Just heard a funny story about her on NPR. It seems that she was over six feet tall, and before she became rich and famous she used to have to fight with drag queens over the last dress in her size on the sale rack. Man, I bet that must have been a sight to see!

Well, tonight we held our own version of a wake at Chez Pug. I got down my copy of Mastering the Art, Vol. I, and I prepared a spinach/minced ham souffle using her recipe. It was served with a dry rose wine from the south of France and followed by ripe peaches and a nice brie. We toasted Julia and recalled stories about her from various sources, including Jacques Pepin’s recent autobiography and this thread.

What’s French for “wake”?

She was from another thyme and had a zest for life that was unequaled. Her sage advice on cooking was not half-baked, even though some found her voice a bit grating.

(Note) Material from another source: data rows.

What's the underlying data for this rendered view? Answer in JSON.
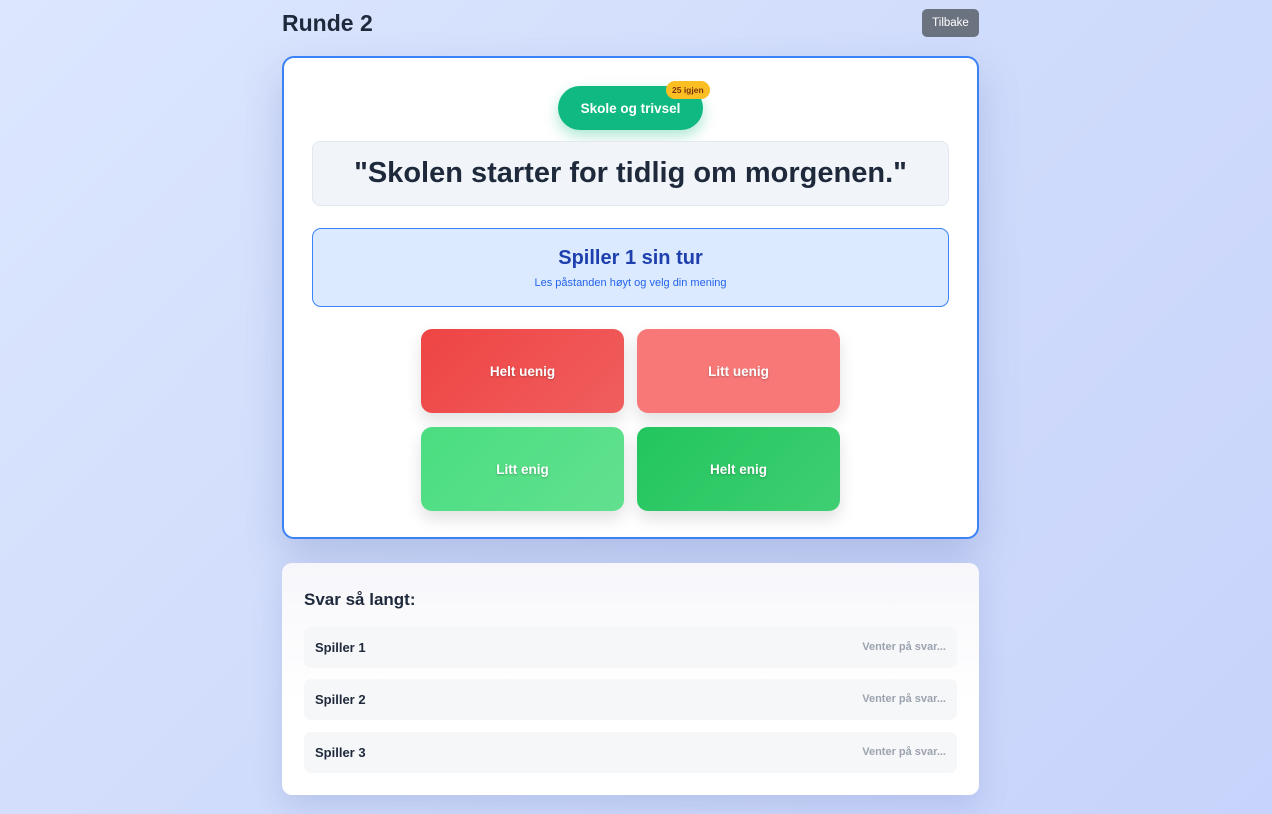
{
  "header": {
    "round_title": "Runde 2",
    "back_label": "Tilbake"
  },
  "question": {
    "category": "Skole og trivsel",
    "remaining_badge": "25 igjen",
    "statement": "\"Skolen starter for tidlig om morgenen.\"",
    "turn_title": "Spiller 1 sin tur",
    "turn_instruction": "Les påstanden høyt og velg din mening"
  },
  "answer_options": [
    {
      "label": "Helt uenig",
      "color": "#ef4444"
    },
    {
      "label": "Litt uenig",
      "color": "#f87878"
    },
    {
      "label": "Litt enig",
      "color": "#4ade80"
    },
    {
      "label": "Helt enig",
      "color": "#22c55e"
    }
  ],
  "answers_so_far": {
    "title": "Svar så langt:",
    "players": [
      {
        "name": "Spiller 1",
        "status": "Venter på svar..."
      },
      {
        "name": "Spiller 2",
        "status": "Venter på svar..."
      },
      {
        "name": "Spiller 3",
        "status": "Venter på svar..."
      }
    ]
  },
  "colors": {
    "accent": "#3b82f6",
    "category_pill": "#10b981",
    "badge": "#fbbf24",
    "back_button": "#6b7280"
  }
}
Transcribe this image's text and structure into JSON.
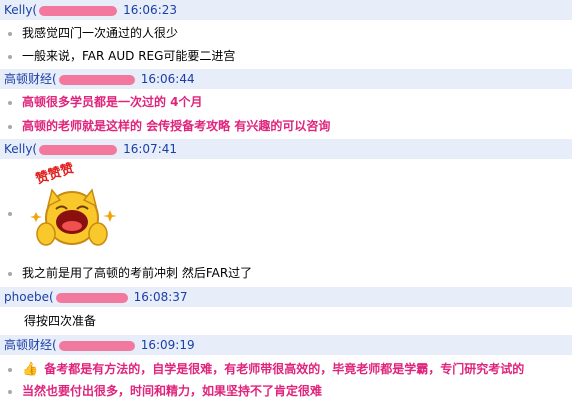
{
  "messages": [
    {
      "sender": "Kelly(",
      "time": "16:06:23"
    },
    {
      "text": "我感觉四门一次通过的人很少"
    },
    {
      "text": "一般来说，FAR AUD REG可能要二进宫"
    },
    {
      "sender": "高顿财经(",
      "time": "16:06:44"
    },
    {
      "text": "高顿很多学员都是一次过的   4个月"
    },
    {
      "text": "高顿的老师就是这样的  会传授备考攻略   有兴趣的可以咨询"
    },
    {
      "sender": "Kelly(",
      "time": "16:07:41"
    },
    {
      "sticker_text": "赞赞赞"
    },
    {
      "text": "我之前是用了高顿的考前冲刺 然后FAR过了"
    },
    {
      "sender": "phoebe(",
      "time": "16:08:37"
    },
    {
      "text": "得按四次准备"
    },
    {
      "sender": "高顿财经(",
      "time": "16:09:19"
    },
    {
      "text": "备考都是有方法的，自学是很难，有老师带很高效的，毕竟老师都是学霸，专门研究考试的"
    },
    {
      "text": "当然也要付出很多，时间和精力，如果坚持不了肯定很难"
    }
  ],
  "colors": {
    "name": "#1a3ea8",
    "highlight": "#e0247c",
    "mask": "#f2789e",
    "row_bg": "#e8eef9"
  },
  "icons": {
    "thumb": "👍"
  }
}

On her tombstone, she requested:

[sub]In all due respect, as opposed to the above, she was my inspiration. I have her books. I watched her on tv and got excited. Wow! You could actually do that. [/sub]

God rest her sole

I will admit that I have no interest in gourmet cooking and so her show did not influence me.
However, she always reminded me of the kindly elserly neighbor everyone grew up with.
And now she’s gone. Sad.

sorry for the typo
elderly

One of the things I liked about her was her open disdain for fad diets and low fat cooking. She always said that fat was necessary for really good flavor and refused to bow to trends. Right up to the end she was cooking with butter and cream and bacon and she lived into her '90’s.

Julia was the original and quintessential television cook and I think she was responsible for a lot of the “foodie” movement even now. She let people know they could all be gourmet cooks and she helped to demystify French cuisine.

She also seemed to have such a great sense of humor about herself. She never took herself too seriously and was never a snob.

RIP

One of my favorite Julia Child moments was on one of Martha Stewarts’s Christmas specials, maybe ten years ago. She had Julia on and they were making some kind of desert with little balls of something – cake or candy or something – that they were supposed to pile into a tree-shaped pyramid. Martha is doing hers perfectly symmetrically, while Julia is just throwing hers together any old way. You could see the Martha’s fingers twitching with the desire to “fix” Julia’s pyramid…

I’ve got an apple clafouti in the oven right now to take to brunch in her memory. (Recipe in the 40th anniversary edition of Mastering the Art of French Cooking, if not in other places as well.) Hopefully it will come out better than the blueberry one I tried a few months ago - the directions say to use a 9- or 10-inch pan, but don’t mention that the batter is too liquid for a removable-bottom pan, which is a fun thing to find out the hard way as batter bakes onto the floor of the oven.

Anyone have favorite recipes of hers to share, or occasions that were made memorable by them?

I saw that very episode; it was a croquembouche – made of cream puffs – that they were making. And indeed JC’s was thrown together all anyhow, and twitchy Martha’s was a model of geometrical precision, and which one looked more appetizing?

I found it hard to watch any show with JC and a guest chef, especially if the guest was young enough to not properly appreciate her. I got the impression sometimes that these young hotshot twits did not know exactly whose kitchen they were honored to be sharing.